Carlos whistled appreciatively and then his attention went back to the pork. He used Day’s sharp knife to cut long slabs of meat from the leg, doing it economically. Neither of them thought about the blade’s last use.
“The boots are yours,” Day said, adjusting the worn collar of his fur coat. “You look like you could use them.”
Carlos glanced distractedly down at the self-made hide moccasins he was wearing and shrugged. “I’ve got a pair of tennis shoes in the hole as well, but you’re right. Whether I wear ‘em or not, they’re a good trade.”
”Enough?” Day asked. When Carlos’ expression didn’t change he added, “The knife too, of course.”
Carlos immediately handed the greasy blade back to him. “It’ll take a couple of days or more. You don’t want to be without in the meantime.”
“It’s a deal then?”
”To be honest, not great for me, but any silver’s left I’ll keep if you agree and, well, it’d be nice to know someone other than me was gonna go up against the vamps.”
Day let that sink in a moment. “Have you ever thought about it?”

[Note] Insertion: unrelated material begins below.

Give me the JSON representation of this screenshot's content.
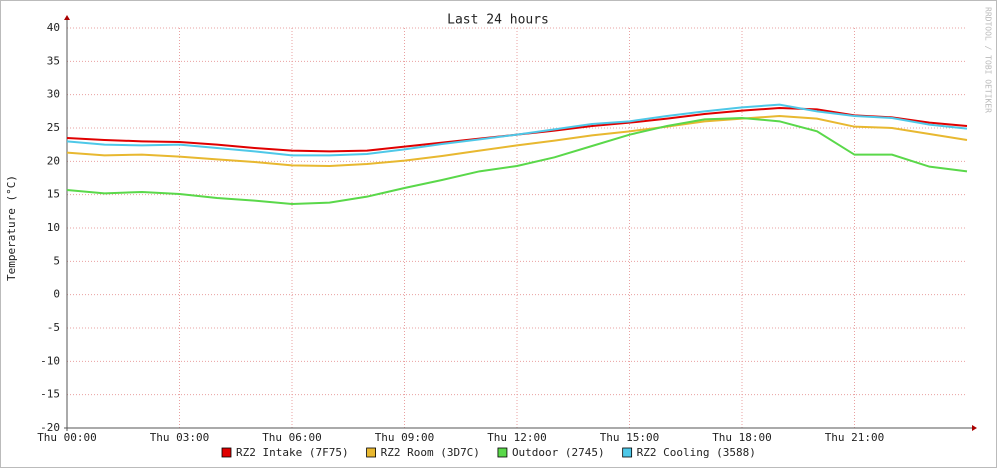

”Thought?” The other man laughed. “Thought? Yes. Planned, however . . . that’s another thing altogether. I’m not throwing my life away, no offence.” When Carlos saw the comment caused dismay, he added, “Young guy like you though, pair of silver stabbing daggers? You might just do it.”
“You hope so,” Day said bluntly, recovered.
His companion hummed with caution. He placed the first few raw narrow steaks inside the lampshade, adding a few more twigs as a distraction while he thought.